On the flat rock by the spring, a woman was sitting. She looked old to Conall, though he knew she was young, Maggie from the shebeen, hard-mouthed, thin as a rail, with her infant in her lap. The baby was crying because she’d pulled the teat – thin and hard, like the rest of her – out of its mouth. Its tiny arms flailed, grasping, trying to catch hold of her blouse, wanting to root again for the food it sought, but she pushed it angrily away.
Conall knew this baby. While the bigger boys had stared at Maggie as she nursed, Conall had stared at the baby, its little face with the big blue eyes staring back at him. He had offered it his finger, and it had sucked at it greedily. Conall had smiled a rare smile at the squirming thing, thinking of his little brother – the one who had died with his mam, the winter gone. Conall watched Maggie and the baby now, wondering why she had come so far to sit here alone. Not afraid of her, he started to come out of hiding, to greet her, ask to hold the infant.
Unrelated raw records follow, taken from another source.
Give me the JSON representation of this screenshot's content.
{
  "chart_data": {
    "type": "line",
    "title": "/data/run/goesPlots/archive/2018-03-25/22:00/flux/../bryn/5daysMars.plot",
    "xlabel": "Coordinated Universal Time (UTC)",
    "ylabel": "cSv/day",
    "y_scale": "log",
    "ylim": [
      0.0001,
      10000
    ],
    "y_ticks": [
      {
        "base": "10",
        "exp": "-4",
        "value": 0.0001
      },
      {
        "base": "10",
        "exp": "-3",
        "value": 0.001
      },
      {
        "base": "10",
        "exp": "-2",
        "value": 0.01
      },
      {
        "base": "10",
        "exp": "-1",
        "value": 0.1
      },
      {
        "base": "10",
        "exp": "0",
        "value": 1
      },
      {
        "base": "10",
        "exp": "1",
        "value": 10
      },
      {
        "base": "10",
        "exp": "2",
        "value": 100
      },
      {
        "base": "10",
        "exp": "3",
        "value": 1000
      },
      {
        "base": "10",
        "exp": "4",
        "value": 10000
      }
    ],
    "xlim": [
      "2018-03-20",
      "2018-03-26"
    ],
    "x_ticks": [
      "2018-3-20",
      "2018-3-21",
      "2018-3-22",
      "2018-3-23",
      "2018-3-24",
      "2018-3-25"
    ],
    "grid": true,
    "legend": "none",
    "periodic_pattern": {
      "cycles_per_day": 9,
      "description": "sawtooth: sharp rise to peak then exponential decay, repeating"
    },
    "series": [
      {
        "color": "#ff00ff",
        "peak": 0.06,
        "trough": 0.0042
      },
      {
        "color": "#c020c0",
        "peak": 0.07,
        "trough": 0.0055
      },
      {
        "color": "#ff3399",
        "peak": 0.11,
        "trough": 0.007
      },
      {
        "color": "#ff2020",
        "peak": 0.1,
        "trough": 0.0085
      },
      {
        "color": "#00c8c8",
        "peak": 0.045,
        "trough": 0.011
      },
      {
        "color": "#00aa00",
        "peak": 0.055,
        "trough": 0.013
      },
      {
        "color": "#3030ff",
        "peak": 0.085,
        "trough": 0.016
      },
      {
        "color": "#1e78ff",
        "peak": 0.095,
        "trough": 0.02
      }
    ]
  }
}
He stopped dead when he saw what was in her hand, glinting silver in the shaft of noonday sunlight filtering through the trees. His stifled cry was drowned out by the screaming of the baby as Maggie raised her hand…Conall’s mind stopped.
Relief flooded over him when he saw the Tinker Woman, the one who had come through the village a month ago, she with her bangles and twinkling eyes, step into the copse from the other side. He saw her speak to Maggie, saw her offer money for the baby, a silver coin that she held in her hand, a silver coin she would give for the life, saw Maggie give the Tinker Woman the baby, glad to get rid of the burden, saw the Tinker Woman take the baby, safe in her arms, saw the flash of the silver coin as it flew through the air, heard the baby’s cry stilled, heard the swish of the Tinker Woman’s long skirt as she turned through the trees…
There was no Tinker Woman, Conall saw through a lens of tears. The flash was the flash of the knife that cut off the infant’s cry, the swish that of Maggie’s skirts as she fled, dropping the silent bundle of rags to the ground as she ran hard from that place.
Then the place was quiet again, except for the splashing of the spring as it bubbled from the rock. His lower lip trembling, Conall stepped out into the copse and stared dully down at the dead thing.
The baby’s arms were spread in death, stretched out still as if in supplication for the comfort that would never come again in this world. Conall looked at the eyes, once so bright, now dulled over. They would turn from blue to green now, he knew. He heaved a sigh, and choked out a sob. Touching the slack face, he felt the sticky fluid at the temple. He put his fingers to his mouth, and tasted the salt blood.
Suddenly, Conall grabbed a sharp stick and began digging franctically at the soft ground near the spring. Then, when that wasn’t fast enough, he went down on all fours, clawing at the ground, casting the dirt behind him like a dog. The effort made the pains in his limbs come back, but he was past caring. He dug until he reckoned the hole deep enough, and then sat back on his haunches, panting.
He laid the tiny bundle in the hole he’d made, and fetched water from the spring, making the sign of the cross on its forehead, because he didn’t know, he couldn’t be sure, that Maggie had had it baptized. He said a Hail Mary and then filled in the makeshift grave. For want of a marker he placed a small cairn of stones, topping it with a spray of dark pink hedge flowers. He said another prayer, hoping his mother could hear – maybe she had room for another little one where she was.
Afterwards, Conall washed his hands in the spring, and drank deep – the weeping had left him parched.
The waters of the spring were as sweet as ever. But Conall’s heart was bitter as he made his way out of the Loney, the hunger in his belly forgotten for a greater hunger in his heart.